Love Never Quits
Persistence is a virtue, I am beginning to realize. That and patience. The two are unusual companions when rearing teens. Let’s start with patience. A wise person once told a story about learning to watercolor. During the first art session, the teacher brushed on the first layer, a wash of cobalt blue, then leaned back in his chair. Silence settled over the room. The moment lengthened. What a waste of time! What was he waiting for? The teacher just sat there, silently. Finally, he dipped his brush back into the cobalt and painted another layer. “The most common mistake by novice painters,” he said, “is that they are so anxious to get finished, they don’t take time to let one layer dry before adding another layer. Creating art requires patience and waiting.” I wondered if it were the same in raising children – a very special type of artistic endeavor. Could patience be a virtue? We have to be sure to wait, to give ourselves and our children time. And to not give up.

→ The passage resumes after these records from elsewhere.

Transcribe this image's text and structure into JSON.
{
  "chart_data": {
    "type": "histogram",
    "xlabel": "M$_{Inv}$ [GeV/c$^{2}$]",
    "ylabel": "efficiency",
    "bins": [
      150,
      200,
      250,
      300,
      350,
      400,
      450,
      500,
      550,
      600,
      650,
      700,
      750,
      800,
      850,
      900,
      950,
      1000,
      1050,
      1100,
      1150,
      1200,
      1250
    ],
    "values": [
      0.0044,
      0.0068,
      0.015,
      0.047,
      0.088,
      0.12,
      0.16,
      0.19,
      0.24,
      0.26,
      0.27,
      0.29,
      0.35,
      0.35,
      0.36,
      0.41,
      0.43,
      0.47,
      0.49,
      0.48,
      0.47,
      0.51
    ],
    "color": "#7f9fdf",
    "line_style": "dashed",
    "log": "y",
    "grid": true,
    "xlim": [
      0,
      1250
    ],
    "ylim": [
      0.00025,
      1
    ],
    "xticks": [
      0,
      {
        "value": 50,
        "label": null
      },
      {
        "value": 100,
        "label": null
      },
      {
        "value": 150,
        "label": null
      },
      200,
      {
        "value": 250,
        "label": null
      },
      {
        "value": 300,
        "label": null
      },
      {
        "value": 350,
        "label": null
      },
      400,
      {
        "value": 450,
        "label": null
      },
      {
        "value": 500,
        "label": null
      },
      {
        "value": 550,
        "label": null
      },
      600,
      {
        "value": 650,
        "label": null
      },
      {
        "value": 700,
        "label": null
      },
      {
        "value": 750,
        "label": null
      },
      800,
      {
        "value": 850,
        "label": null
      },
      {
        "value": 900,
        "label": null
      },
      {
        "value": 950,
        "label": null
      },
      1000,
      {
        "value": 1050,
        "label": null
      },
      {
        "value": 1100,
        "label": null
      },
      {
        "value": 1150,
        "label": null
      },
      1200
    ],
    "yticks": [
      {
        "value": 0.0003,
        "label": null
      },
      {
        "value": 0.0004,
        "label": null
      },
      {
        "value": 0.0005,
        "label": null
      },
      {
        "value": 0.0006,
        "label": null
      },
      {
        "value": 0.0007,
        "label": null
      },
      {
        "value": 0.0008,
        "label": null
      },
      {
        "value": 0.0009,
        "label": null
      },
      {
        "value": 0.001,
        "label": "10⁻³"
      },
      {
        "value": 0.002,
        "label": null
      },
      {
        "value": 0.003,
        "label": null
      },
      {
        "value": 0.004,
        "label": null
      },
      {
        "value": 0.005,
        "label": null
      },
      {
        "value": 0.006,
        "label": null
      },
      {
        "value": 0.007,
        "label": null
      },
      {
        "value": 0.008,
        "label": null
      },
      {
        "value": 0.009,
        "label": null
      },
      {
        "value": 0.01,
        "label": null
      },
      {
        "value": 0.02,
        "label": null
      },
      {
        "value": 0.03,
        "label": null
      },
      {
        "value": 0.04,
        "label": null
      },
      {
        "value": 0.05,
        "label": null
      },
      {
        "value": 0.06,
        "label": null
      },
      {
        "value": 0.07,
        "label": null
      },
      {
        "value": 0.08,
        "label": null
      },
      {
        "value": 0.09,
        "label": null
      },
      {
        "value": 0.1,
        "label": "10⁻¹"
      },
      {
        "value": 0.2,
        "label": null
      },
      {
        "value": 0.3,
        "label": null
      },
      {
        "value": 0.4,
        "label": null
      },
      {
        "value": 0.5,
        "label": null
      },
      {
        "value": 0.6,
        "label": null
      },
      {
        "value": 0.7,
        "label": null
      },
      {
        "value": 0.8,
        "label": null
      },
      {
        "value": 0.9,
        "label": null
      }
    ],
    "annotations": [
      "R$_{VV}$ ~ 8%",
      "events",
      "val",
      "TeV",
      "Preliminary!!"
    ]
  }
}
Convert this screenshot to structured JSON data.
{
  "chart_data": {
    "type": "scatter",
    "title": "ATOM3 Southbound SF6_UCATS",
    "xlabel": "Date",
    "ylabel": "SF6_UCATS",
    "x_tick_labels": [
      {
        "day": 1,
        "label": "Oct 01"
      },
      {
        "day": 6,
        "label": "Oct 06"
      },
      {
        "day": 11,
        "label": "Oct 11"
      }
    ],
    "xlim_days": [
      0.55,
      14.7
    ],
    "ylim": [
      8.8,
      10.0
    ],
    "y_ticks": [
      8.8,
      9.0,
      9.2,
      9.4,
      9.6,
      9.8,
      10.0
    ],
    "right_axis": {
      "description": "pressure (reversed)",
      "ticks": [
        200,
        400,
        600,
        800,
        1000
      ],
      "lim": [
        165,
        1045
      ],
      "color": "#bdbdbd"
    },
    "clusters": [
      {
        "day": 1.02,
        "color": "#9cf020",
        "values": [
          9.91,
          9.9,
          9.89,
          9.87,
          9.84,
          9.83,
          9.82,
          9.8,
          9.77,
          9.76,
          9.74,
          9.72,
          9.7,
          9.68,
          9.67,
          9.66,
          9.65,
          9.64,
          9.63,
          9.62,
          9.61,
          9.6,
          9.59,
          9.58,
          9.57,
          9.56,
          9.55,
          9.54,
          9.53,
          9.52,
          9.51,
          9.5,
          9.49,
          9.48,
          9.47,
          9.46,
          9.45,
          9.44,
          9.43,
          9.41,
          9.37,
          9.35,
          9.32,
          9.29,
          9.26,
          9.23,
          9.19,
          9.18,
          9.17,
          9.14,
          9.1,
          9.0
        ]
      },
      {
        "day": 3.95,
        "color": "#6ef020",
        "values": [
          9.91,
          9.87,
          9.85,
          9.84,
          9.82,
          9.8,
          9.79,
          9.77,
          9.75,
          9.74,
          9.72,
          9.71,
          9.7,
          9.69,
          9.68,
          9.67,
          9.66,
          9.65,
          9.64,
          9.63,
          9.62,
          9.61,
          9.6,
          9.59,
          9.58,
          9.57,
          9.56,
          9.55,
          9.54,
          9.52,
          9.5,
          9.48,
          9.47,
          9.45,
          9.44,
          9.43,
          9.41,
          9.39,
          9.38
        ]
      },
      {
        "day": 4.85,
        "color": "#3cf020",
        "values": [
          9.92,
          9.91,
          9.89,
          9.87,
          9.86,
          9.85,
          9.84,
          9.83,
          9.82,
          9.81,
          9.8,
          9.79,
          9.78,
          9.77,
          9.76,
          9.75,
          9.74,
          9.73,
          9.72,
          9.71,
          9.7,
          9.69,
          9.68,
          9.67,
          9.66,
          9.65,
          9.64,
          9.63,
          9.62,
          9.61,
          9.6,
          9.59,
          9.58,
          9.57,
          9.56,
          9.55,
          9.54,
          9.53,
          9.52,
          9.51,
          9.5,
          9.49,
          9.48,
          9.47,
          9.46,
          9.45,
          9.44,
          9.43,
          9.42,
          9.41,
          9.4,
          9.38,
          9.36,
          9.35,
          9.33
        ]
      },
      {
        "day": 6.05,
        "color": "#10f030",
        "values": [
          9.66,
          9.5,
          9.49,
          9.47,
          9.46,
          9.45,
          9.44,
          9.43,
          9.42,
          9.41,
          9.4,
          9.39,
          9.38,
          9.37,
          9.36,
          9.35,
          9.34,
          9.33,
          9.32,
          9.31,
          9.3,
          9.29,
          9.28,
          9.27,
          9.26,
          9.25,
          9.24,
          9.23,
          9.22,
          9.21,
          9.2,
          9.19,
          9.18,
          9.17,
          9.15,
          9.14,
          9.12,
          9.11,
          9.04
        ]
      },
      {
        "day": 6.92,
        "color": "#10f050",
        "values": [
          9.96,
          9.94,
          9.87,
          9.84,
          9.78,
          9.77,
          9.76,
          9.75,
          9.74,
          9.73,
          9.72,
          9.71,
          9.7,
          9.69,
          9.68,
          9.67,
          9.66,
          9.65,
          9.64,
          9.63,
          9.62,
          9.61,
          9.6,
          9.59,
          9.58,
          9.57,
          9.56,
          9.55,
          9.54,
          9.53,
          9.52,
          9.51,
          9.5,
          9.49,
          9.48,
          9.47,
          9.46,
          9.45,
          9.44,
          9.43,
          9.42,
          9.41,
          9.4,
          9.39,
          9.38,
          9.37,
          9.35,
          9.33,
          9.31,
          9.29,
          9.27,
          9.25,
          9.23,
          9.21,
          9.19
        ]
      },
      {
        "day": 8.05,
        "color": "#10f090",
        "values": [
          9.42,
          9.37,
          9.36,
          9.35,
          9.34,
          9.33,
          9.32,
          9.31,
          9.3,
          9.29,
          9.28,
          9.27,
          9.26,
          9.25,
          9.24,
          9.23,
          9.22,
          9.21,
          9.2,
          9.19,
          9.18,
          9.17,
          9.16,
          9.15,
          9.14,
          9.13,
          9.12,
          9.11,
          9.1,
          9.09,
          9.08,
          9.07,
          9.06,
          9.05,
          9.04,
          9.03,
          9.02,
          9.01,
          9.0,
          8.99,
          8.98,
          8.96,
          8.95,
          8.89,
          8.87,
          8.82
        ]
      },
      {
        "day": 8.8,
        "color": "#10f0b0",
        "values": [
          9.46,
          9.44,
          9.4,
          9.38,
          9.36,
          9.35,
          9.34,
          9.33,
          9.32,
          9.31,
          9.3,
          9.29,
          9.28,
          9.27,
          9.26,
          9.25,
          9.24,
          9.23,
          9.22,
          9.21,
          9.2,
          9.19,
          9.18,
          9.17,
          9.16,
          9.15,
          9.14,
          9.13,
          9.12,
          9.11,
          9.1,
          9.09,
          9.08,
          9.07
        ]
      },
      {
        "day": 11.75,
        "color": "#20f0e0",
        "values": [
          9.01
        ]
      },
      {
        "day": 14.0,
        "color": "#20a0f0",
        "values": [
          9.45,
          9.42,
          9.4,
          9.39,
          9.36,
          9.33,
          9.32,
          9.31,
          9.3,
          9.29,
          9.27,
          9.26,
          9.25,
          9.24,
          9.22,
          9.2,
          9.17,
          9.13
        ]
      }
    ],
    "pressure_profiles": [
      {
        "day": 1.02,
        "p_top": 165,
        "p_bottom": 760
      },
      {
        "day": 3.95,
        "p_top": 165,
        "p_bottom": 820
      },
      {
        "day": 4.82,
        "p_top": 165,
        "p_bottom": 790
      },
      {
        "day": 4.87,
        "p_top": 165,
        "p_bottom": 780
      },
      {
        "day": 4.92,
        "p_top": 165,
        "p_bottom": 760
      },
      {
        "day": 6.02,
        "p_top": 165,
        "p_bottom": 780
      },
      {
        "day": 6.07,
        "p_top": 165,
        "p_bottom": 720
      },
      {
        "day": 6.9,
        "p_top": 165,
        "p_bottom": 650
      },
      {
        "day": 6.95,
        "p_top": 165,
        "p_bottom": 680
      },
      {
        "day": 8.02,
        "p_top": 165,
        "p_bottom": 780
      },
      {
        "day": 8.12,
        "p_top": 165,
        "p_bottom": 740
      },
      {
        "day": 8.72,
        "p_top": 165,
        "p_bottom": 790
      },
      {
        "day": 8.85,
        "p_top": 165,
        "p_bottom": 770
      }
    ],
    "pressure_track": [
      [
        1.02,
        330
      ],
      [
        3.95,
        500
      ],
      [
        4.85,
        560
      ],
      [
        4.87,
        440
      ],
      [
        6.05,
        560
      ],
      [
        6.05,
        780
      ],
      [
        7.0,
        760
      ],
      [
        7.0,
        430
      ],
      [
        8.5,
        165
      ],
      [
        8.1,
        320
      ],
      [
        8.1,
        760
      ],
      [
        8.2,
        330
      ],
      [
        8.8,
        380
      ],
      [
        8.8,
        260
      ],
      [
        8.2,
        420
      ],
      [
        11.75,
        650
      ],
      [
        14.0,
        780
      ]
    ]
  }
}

Persistence means being there for them. It is difficult when we are really frustrated. We cannot just give up on parenting when it is difficult. We need to find a way through. We need to try. A young mother was very exasperated by her child. He had been pushing all her buttons all day long. She told him, “you don’t even try to get along with me.” They lived on a street with mailboxes on posts out on the sidewalk. The mother one day found straw in the mailbox – someone had been playing tricks on her, perhaps her son, and had been putting twigs and straw in there. She brushed it away. The same thing happened the next day – he was really getting on her nerves now, playing tricks like that. She went out the next day and saw a bird leaving the box and inside were the twigs, straw and now a blue egg. It hadn’t been her son playing tricks after all. It was a very persistent bird, trying to build a nest. The young mother took her son out to see the nest. They left it alone and set up a cardboard box for the mail next to it. She sat down with her son in the house. “I am here to listen” she said to him. It was time for her to try. He poured out all his trials and tribulations and she listened. It seemed to be a new beginning for them. She needed to be persistent, but in a very different way than she had been.
Patience and persistence – strange bedfellows, but somehow essential to us as parents who care, who listen, and who make a difference to our children.